I am not sure if you noticed that this thread was started in 2009 so I suppose that she must have beat the cancer since it has been almost 10 years since she was diagnosed with cancer. I wish she would step down but, she has stated that she intends another 5 years.

I am very glad that Clinton did not win and will not be electing Justices to the SC

euphemia
07-31-2018, 07:52 PM
I am not sure if you noticed that this thread was started in 2009 so I suppose that she must have beat the cancer since it has been almost 10 years since she was diagnosed with cancer.

And she isn't dealing with the death panel Obamacare.

Zippyjuan
07-31-2018, 08:12 PM
https://www.cleveland.com/nation/index.ssf/2009/02/few_get_surgery_for_grim_pancr.html


Few get surgery for grim pancreatic cancer that Supreme Court Justice Ruth Bader Ginsburg got

WASHINGTON -- Supreme Court Justice Ruth Bader Ginsburg got a shot at survival that unfortunately few people with pancreatic cancer do: not just care from a celebrated specialist but the chance to have surgery at all.

As few as 10 of every 100 patients have their pancreatic tumor cut out. The majority have the most aggressive form of pancreatic cancer, called adenocarcinoma, and usually it's too far gone to operate.

This is one of the most formidable cancers. The American Cancer Society estimates that nearly 38,000 people last year were diagnosed with it, and no more than 5 percent overall survive five years.

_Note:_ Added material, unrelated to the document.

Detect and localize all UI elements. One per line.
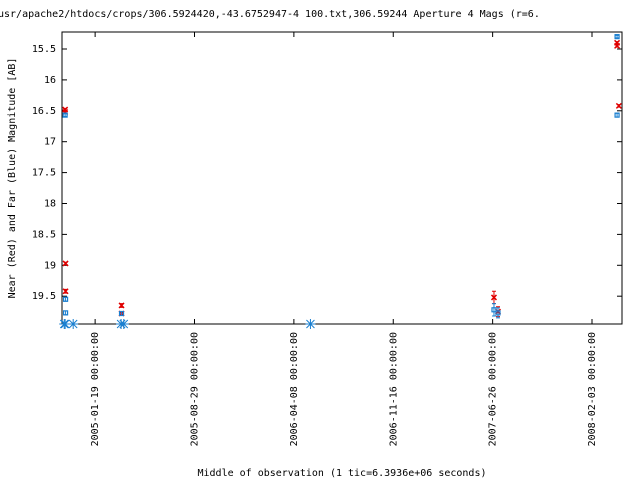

But look at those whose cancer is caught early enough for surgery, followed by chemotherapy, and that five-year survival grows, reaching anywhere from 20 percent to 24 percent.

And very occasionally -- 10 percent to 15 percent of the time -- patients have a far less aggressive form of pancreatic cancer called an islet-cell tumor. Those sometimes are curable.

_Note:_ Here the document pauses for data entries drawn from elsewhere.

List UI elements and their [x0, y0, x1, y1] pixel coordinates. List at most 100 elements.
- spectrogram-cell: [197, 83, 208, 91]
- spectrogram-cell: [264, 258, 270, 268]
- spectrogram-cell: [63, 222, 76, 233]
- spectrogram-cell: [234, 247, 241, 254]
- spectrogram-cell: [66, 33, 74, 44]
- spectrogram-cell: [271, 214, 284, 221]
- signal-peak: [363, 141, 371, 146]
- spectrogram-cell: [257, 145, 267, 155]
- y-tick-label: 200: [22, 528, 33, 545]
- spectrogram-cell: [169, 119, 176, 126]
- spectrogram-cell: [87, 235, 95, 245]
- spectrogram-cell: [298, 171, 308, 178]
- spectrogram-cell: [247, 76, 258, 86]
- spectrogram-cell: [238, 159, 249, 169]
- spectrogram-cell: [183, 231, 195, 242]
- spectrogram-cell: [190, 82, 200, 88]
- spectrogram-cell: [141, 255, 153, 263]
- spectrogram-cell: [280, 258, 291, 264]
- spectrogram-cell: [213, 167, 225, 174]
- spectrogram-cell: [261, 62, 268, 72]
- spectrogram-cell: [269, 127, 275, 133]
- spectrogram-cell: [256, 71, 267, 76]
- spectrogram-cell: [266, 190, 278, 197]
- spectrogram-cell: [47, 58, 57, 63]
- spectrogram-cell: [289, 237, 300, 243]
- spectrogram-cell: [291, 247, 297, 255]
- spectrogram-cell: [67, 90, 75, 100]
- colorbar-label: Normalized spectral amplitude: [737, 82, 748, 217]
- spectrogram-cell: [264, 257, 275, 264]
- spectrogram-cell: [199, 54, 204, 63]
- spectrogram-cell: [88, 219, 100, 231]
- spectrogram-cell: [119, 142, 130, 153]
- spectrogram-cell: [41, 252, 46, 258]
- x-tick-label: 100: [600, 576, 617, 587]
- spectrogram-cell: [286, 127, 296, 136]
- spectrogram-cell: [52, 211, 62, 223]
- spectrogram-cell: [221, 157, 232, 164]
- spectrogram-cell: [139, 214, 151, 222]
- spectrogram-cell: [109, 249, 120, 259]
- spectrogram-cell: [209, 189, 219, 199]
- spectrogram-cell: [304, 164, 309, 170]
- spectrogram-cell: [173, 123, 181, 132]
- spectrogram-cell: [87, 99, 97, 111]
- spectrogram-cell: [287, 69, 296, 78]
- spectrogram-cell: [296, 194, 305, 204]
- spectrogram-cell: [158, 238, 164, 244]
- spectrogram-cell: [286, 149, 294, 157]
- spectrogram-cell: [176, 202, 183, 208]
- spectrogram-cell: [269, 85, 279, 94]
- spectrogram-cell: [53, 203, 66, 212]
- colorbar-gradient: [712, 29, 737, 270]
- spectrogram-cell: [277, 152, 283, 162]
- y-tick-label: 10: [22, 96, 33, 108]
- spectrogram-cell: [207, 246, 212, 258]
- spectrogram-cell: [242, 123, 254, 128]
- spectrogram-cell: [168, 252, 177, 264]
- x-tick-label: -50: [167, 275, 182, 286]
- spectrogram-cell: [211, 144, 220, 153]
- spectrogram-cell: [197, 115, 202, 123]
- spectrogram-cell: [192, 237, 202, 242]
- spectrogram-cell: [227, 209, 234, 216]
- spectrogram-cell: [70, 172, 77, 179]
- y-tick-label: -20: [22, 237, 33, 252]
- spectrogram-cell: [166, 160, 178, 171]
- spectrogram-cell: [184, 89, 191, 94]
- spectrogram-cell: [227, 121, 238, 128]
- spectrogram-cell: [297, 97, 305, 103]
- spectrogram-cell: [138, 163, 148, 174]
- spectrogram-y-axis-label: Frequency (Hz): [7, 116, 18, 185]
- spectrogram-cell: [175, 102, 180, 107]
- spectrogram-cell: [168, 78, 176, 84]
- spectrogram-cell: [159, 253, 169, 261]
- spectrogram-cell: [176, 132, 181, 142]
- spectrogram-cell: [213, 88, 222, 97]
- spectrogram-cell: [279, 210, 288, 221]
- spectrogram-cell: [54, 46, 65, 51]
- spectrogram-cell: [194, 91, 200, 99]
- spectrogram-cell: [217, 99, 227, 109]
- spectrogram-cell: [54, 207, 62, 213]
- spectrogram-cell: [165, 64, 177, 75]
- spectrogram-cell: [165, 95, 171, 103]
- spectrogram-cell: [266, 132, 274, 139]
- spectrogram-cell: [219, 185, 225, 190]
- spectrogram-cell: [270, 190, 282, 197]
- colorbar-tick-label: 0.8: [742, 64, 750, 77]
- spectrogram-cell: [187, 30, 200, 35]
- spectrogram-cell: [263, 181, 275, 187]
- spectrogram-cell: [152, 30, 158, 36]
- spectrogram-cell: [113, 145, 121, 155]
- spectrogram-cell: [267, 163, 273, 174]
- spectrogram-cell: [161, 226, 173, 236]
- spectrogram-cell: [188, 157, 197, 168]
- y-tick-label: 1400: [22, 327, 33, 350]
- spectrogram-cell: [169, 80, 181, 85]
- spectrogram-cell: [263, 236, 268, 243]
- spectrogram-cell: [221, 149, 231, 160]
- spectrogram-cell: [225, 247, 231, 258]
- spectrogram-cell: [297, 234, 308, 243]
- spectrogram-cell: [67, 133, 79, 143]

Ginsburg's surgeon, well-known specialist Dr. Murray Brennan of New York's Memorial Sloan-Kettering Cancer Center, offered no clue Thursday about what type of cancer the justice has or her prognosis. A court statement characterized it only as apparently early stage.

This is key: Ginsburg, who survived colon cancer a decade ago, reported no symptoms -- but doctors spotted the very small new tumor by accident when she had a CT scan as part of a regular checkup.

Because the small tumor also was in the center of the pancreas, she almost certainly had a slightly easier surgery than most patients, removing what's called the body and tail of the pancreas plus her spleen, said Dr. Aaron Sasson, a pancreatic cancer surgeon at the University of Nebraska Medical Center. Most patients require the more arduous Whipple procedure that removes a trickier side of the pancreas, part of the small intestine, the gallbladder and bile duct, and sometimes part of the stomach.

Why is cancer in such a tiny organ so grim? Not only is it typically aggressive, there's no early detection test. Vague indigestion may be the only early sign. By the time such classic symptoms as yellowing skin, itching, weight loss and abdominal pain appear, the cancer has spread.

Scientists know far less about what causes pancreatic cancer than about most other solid tumors. But smoking and a family history of the disease are considered the top risk factors; high-fat diets, diabetes and a chronically inflamed pancreas may be risks, too.



More at link.

Jan2017
08-01-2018, 07:20 AM
I am not sure if you noticed that this thread was started in 2009 so I suppose that she must have beat the cancer since it has been almost 10 years since she was diagnosed with cancer. I wish she would step down but, she has stated that she intends another 5 years.

I am very glad that Clinton did not win and will not be electing Justices to the SC
Yeah - I fess up at first . . . I did not notice the 2009 OP and in fact had jus' heard how great Ginsburg is doing healthwise. Great!
Still, she is hardly giving a 110% effort to the nation as a Supreme Court Justice. She would retire if Hilly had won probably.
Her clerks run the post as a Supreme Court Justice - not her. They may write her opinions.